Recipes * Critters * Garden * Stories *

Tuesday, March 5, 2013

In Place

I wake up dreaming about composting bins made of old wine barrels, on a metal stand with a side trap door, which rotates with an old wooden crank.  Not only that, I am dream-scheming ways to entice The Hubs into building one of those.

I am sick, I tell you.

Ideas are bursting out like a popcorn popper, and it is driving The Hubs out of his mind. One thing at a time! he pleads. I would lovvvvve to. But my brain just spills out thoughts and ideas willy-nilly, and everything flows together, and once imagination starts percolating - truly, it is out of my hands.

I bought a bag of butterfly and hummingbird flower seeds today with the Hubs. I realized that although we have nowhere to plant and nothing cleared, he could imagine a day when we will, and he will enjoy the bright bursts of lively color and life that it will draw.

He is the tactile, methodical, organized part of my free spirited anything-is-possible world. I like thinking that maybe we are not so far apart after all. I will try to calm myself, for you.

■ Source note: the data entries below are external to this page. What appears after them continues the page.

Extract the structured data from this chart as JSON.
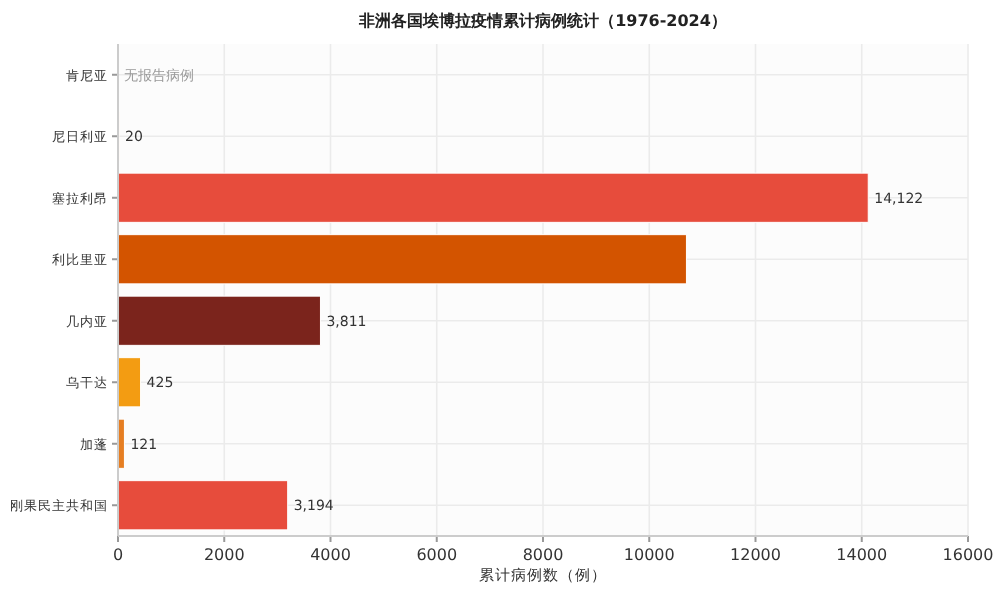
{
  "chart_data": {
    "type": "bar",
    "orientation": "horizontal",
    "title": "非洲各国埃博拉疫情累计病例统计（1976-2024）",
    "xlabel": "累计病例数（例）",
    "categories": [
      "肯尼亚",
      "尼日利亚",
      "塞拉利昂",
      "利比里亚",
      "几内亚",
      "乌干达",
      "加蓬",
      "刚果民主共和国"
    ],
    "values": [
      0,
      20,
      14122,
      10700,
      3811,
      425,
      121,
      3194
    ],
    "colors": [
      "#e67e22",
      "#e67e22",
      "#e74c3c",
      "#d35400",
      "#7b241c",
      "#f39c12",
      "#e67e22",
      "#e74c3c"
    ],
    "value_labels": [
      "无报告病例",
      "20",
      "14,122",
      null,
      "3,811",
      "425",
      "121",
      "3,194"
    ],
    "xlim": [
      0,
      16000
    ],
    "xticks": [
      0,
      2000,
      4000,
      6000,
      8000,
      10000,
      12000,
      14000,
      16000
    ],
    "grid": true
  }
}
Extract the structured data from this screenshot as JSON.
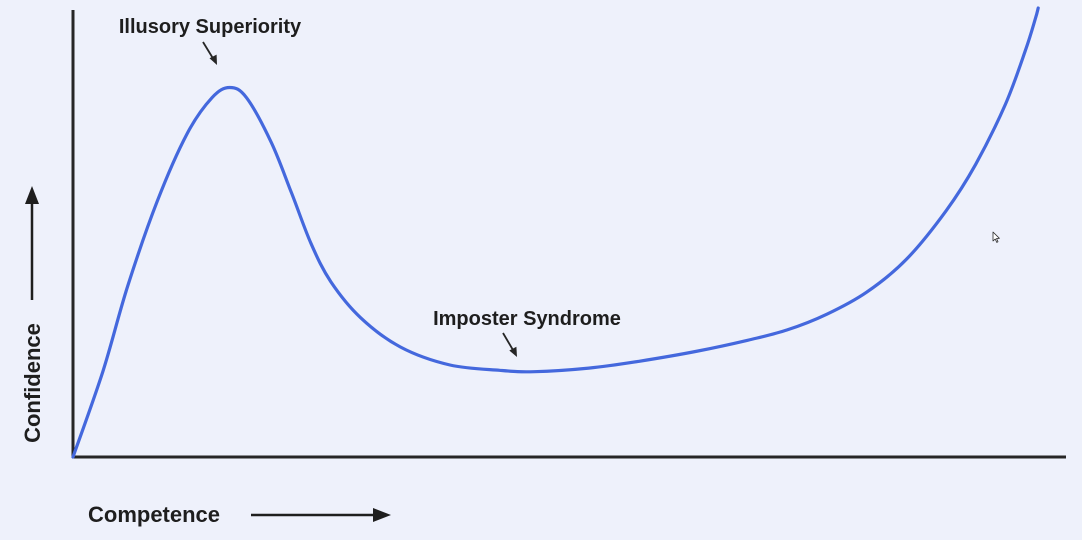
{
  "chart_data": {
    "type": "line",
    "title": "",
    "xlabel": "Competence",
    "ylabel": "Confidence",
    "x_ticks": [],
    "y_ticks": [],
    "grid": false,
    "legend": "none",
    "xlim": [
      0,
      100
    ],
    "ylim": [
      0,
      100
    ],
    "series": [
      {
        "color": "#4468dd",
        "points": [
          {
            "x": 0,
            "y": 0
          },
          {
            "x": 3,
            "y": 19
          },
          {
            "x": 5.5,
            "y": 38
          },
          {
            "x": 8.5,
            "y": 57
          },
          {
            "x": 11.5,
            "y": 72
          },
          {
            "x": 14,
            "y": 80
          },
          {
            "x": 15.8,
            "y": 82.3
          },
          {
            "x": 17.5,
            "y": 80
          },
          {
            "x": 20,
            "y": 70
          },
          {
            "x": 22,
            "y": 59
          },
          {
            "x": 24,
            "y": 47.5
          },
          {
            "x": 26,
            "y": 39
          },
          {
            "x": 29,
            "y": 31
          },
          {
            "x": 33,
            "y": 24.5
          },
          {
            "x": 38,
            "y": 20.5
          },
          {
            "x": 43,
            "y": 19.3
          },
          {
            "x": 46.5,
            "y": 19
          },
          {
            "x": 52,
            "y": 19.8
          },
          {
            "x": 57,
            "y": 21.3
          },
          {
            "x": 63,
            "y": 23.6
          },
          {
            "x": 68,
            "y": 26
          },
          {
            "x": 72,
            "y": 28.3
          },
          {
            "x": 76,
            "y": 31.8
          },
          {
            "x": 80,
            "y": 36.7
          },
          {
            "x": 84,
            "y": 44
          },
          {
            "x": 88,
            "y": 54.8
          },
          {
            "x": 91,
            "y": 65.2
          },
          {
            "x": 94,
            "y": 78.6
          },
          {
            "x": 96,
            "y": 90.5
          },
          {
            "x": 97,
            "y": 97.5
          },
          {
            "x": 97.3,
            "y": 100
          }
        ]
      }
    ],
    "annotations": [
      {
        "text": "Illusory Superiority",
        "x": 15.8,
        "y": 82.3
      },
      {
        "text": "Imposter Syndrome",
        "x": 46.5,
        "y": 19
      }
    ]
  },
  "colors": {
    "background": "#eef1fb",
    "curve": "#4468dd",
    "axis": "#262626",
    "text": "#1e1e1e"
  },
  "cursor_icon": "mouse-pointer-icon"
}
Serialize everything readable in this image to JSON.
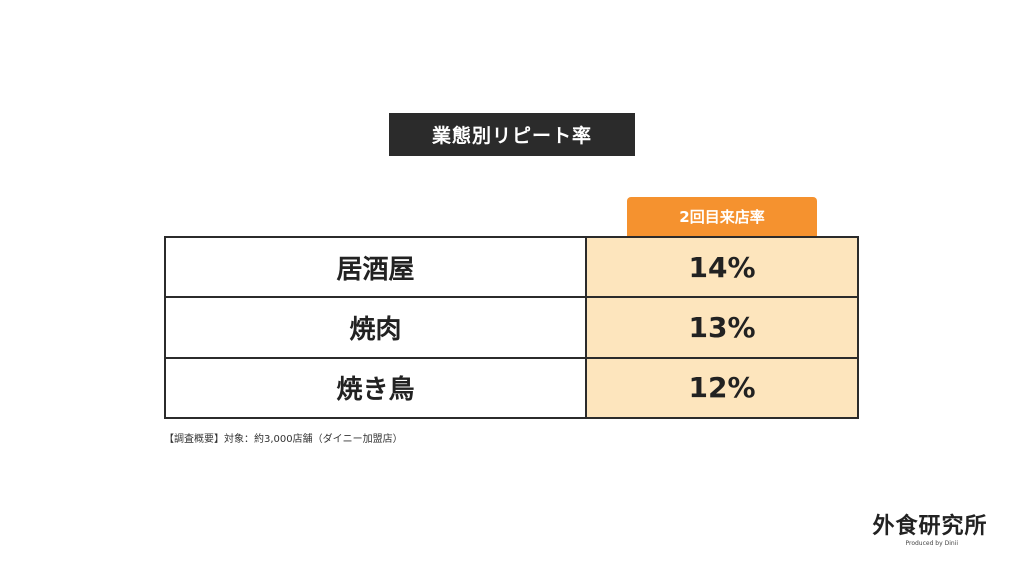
{
  "title": "業態別リピート率",
  "column_header": "2回目来店率",
  "rows": [
    {
      "name": "居酒屋",
      "value": "14%"
    },
    {
      "name": "焼肉",
      "value": "13%"
    },
    {
      "name": "焼き鳥",
      "value": "12%"
    }
  ],
  "note": "【調査概要】対象：約3,000店舗（ダイニー加盟店）",
  "logo": {
    "main": "外食研究所",
    "sub": "Produced by Dinii"
  },
  "colors": {
    "title_bg": "#2b2b2b",
    "header_bg": "#f5922f",
    "value_bg": "#fde5bd"
  }
}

Yet ... we stalk the farm and garden online postings for cast-offs.  Some of the property must be fenced for practicality, and some of it will be partially fenced to add textural beauty and interest.  The latter idea is not an easy sell, with so many actual things to do, and that of course is what projects I am obsessed about starting.

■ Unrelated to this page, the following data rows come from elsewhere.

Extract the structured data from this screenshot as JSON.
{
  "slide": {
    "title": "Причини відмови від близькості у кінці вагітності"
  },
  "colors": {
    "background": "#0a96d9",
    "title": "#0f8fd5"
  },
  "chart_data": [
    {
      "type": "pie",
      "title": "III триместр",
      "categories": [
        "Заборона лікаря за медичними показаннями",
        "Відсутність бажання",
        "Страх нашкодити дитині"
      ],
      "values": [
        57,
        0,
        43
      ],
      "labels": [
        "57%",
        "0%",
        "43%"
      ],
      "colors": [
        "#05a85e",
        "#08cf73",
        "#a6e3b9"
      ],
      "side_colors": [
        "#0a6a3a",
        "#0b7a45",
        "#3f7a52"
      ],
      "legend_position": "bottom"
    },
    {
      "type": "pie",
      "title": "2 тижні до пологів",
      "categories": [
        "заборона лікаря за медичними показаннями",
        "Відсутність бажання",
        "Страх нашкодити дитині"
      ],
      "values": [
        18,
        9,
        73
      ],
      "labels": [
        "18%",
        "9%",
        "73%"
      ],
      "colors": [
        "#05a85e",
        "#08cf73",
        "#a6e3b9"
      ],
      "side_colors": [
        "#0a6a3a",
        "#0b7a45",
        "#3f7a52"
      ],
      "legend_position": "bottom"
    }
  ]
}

The Hubs' brain is rooted in actual projects, like figuring out irrigation and how much soil for the garden boxes. Or eventual repairs to the house siding and installing french drains and gutters on the WorkShopGarage. Me? That old skinny fence covered in mossy crud hums to me, repurpose and repair me, yes please? I weakly give in to it, celebrate what a treasure there is each day and the joy of transformation. 

These days we toss out ideas over dinner, and let them come to rest on the Brilliant Ideas List.  I can imagine in years to come the BIL will be many pages, ideas scrawled in all sorts of pens, some with diagrams and flushed out thoughts. It will chronicle the exciting first year of novice rural homeownership ~ and we will think to ourselves as we read it years from now, we have come such a long way! Remember when these ideas were so exciting and new? And if we are extraordinarily lucky, eventually some of the BIL ideas will become part of the living tapestry here, and we will remember our gratitude.